Tom Izzo: “If Xavier stays, we’re gonna win big. If he goes, we’re gonna win pretty big."

Izzo is looking at transfers too, and roster management has become a major issue for coaches. He understands it, and recognizes players deserve freedoms they haven’t received in the past. Allowing one transfer for any player, regardless of the reason, is the hot-button plan advocated by Jim Harbaugh.

As in basketball, football transfers produce mixed results. Yes, high-profile quarterbacks — Joe Burrow, Justin Fields, Jalen Hurts — improved their situations and their new teams. But NCAA statistics show nearly half of football players in the portal are walk-ons, and there’s no guarantee they’ll land a scholarship anywhere else.
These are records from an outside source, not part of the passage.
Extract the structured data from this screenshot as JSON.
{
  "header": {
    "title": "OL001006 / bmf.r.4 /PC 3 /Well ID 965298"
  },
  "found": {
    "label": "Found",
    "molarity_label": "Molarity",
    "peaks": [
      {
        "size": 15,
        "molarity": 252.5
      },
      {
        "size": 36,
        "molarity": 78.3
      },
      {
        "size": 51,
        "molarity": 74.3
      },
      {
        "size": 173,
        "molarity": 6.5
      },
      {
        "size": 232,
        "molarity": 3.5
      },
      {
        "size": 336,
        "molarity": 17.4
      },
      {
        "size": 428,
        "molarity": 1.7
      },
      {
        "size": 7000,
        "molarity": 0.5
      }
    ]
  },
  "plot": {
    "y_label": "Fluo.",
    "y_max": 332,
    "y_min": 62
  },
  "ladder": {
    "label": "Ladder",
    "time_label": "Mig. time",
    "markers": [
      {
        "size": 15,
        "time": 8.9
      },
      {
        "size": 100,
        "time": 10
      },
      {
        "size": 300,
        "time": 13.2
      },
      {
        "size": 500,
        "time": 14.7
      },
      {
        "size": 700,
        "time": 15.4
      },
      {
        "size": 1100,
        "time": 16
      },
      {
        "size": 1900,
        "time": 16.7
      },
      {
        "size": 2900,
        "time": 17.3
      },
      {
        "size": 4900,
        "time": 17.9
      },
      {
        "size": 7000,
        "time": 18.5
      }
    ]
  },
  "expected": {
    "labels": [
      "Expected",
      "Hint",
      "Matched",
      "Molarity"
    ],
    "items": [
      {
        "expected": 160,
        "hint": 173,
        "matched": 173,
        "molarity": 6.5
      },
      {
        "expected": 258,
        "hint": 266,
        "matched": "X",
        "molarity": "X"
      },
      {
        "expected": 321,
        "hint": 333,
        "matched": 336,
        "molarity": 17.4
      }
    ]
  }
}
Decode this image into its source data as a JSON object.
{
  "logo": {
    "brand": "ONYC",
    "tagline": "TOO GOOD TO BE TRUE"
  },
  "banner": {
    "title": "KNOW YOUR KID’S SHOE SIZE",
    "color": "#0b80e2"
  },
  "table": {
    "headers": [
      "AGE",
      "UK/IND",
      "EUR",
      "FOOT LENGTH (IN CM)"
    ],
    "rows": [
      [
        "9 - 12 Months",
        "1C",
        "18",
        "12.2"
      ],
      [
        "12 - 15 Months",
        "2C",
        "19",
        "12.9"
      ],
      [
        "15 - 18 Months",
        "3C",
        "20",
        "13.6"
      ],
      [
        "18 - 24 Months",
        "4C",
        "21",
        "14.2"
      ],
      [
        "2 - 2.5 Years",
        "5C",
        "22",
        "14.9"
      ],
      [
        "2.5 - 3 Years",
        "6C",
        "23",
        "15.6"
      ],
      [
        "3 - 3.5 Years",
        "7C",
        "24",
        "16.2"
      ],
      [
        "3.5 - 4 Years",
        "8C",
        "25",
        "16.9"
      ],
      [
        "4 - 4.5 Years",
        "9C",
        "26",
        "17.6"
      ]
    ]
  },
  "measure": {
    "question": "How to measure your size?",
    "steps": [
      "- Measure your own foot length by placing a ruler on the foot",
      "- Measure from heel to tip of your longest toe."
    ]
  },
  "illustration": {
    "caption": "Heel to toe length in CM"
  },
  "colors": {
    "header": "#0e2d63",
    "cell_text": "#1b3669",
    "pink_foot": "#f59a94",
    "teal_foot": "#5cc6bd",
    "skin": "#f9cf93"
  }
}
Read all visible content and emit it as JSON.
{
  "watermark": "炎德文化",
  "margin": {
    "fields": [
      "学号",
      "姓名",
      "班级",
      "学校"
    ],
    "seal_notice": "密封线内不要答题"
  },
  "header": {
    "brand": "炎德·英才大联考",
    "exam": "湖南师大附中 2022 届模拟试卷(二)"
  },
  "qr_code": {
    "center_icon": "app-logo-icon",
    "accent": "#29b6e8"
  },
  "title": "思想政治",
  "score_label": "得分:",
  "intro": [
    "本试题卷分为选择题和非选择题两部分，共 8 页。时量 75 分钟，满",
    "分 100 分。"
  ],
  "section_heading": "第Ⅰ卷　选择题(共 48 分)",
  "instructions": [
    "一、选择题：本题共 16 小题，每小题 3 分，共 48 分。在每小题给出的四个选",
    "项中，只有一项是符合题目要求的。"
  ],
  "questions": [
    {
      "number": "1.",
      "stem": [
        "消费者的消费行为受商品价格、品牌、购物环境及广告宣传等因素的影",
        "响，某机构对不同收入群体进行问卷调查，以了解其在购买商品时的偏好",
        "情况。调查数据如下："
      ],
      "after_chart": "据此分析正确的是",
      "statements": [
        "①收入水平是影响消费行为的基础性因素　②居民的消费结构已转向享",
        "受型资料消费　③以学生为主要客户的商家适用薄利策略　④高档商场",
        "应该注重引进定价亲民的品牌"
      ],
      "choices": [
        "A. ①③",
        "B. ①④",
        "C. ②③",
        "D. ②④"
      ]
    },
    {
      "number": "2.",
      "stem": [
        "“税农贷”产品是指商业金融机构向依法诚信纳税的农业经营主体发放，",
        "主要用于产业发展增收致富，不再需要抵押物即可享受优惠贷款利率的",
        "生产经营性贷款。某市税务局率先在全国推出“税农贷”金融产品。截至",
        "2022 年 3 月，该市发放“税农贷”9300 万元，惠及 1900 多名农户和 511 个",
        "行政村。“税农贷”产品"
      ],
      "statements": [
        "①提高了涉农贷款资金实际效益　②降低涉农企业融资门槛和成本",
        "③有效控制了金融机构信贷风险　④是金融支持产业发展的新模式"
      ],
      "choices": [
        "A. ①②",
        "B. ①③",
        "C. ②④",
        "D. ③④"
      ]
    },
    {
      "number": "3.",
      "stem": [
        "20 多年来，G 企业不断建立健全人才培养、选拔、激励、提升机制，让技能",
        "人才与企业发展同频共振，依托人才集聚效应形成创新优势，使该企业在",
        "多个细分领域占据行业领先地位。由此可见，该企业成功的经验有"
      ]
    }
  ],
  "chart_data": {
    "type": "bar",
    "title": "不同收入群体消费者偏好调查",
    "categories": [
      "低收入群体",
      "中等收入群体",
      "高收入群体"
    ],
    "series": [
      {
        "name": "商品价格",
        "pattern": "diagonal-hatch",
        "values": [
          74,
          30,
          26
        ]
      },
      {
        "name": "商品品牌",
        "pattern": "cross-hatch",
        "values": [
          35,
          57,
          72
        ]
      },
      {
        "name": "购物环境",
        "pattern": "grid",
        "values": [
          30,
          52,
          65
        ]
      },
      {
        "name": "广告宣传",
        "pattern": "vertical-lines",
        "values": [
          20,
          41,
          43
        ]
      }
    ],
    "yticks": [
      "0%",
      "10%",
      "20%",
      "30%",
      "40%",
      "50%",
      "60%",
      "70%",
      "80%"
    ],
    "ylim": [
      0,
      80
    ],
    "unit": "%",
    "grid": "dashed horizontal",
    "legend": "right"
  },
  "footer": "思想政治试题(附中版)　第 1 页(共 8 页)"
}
Last year, 1,066 players entered the basketball portal, and the number keeps rising.

“To me, these transfer rules are going to ruin our profession,” Izzo says, heating back up. “I'm gonna get ripped because I’m going against the portal until the day I’m done. I think we're teaching kids how to quit on something immediately. You didn't start this year? Well, quit. Oh, you didn't score 30 points? Well, quit. It's not because I'm worried about losing a kid or roster management. It's because I think we're hurting them. You know, (Spartan great) Morris Peterson would’ve left 100 times!

“So you’re recruiting and re-recruiting all the time. I met individually with each of my players on that Friday (after the tournament was canceled) and I told them, ‘By the way, if you want to get in the transfer portal, save yourself the time, just leave. I understand you got to do what you got to do, but if I get kids that want to be here, I'm gonna win anyway.’”

Isolation isn’t easy for most, but for a social being like Izzo, it’s particularly disorienting. He goes on jogs and bike rides. He drives his daughter to the grocery store but stays in the car, for fear of succumbing to glad-handing. He jokes with his wife, Lupe, they should “eat off the floor in the garage because I think it’s cleaner than the dishes.”

Reset time doesn’t stop the mind and if anything, there’s more time to ponder the future and revisit the past. He doesn’t binge-watch any TV shows so he spends a lot of time on the phone, and watches a lot of Michigan State games.

“If I can keep myself sane, I can be reflective and say, what should I have done different, what could I have done better?” Izzo says. “I’ve looked at that Syracuse game a bunch of times. I even went back and looked at the Middle Tennessee State tape.”

That was the biggest upset of his career, when the second-seeded Spartans fell to a hot-shooting 15 seed in the first round in 2016. He hadn’t watched it in a long time, so why torture himself now?

“Because I don't look at the torture now,” he says. “I loved that team and we played hard, and (stuff) happens. I look at it as, let's face it, I don't have 20 years left. I have a burning desire to win another national championship, and think about this — the last seven years, from '14 on, we were right there knocking on the door every year but one (’17). I’m gonna get another shot, I am. And I hope, if we all can live through the pause button, we’ll start appreciating more.”

He speaks with assurance in the most uncertain times, almost out of motivational reflex, to feel normal again. Nothing will ever be exactly as it was, but whatever is next, the guy with the cleanest garage in East Lansing plans to be ready for it.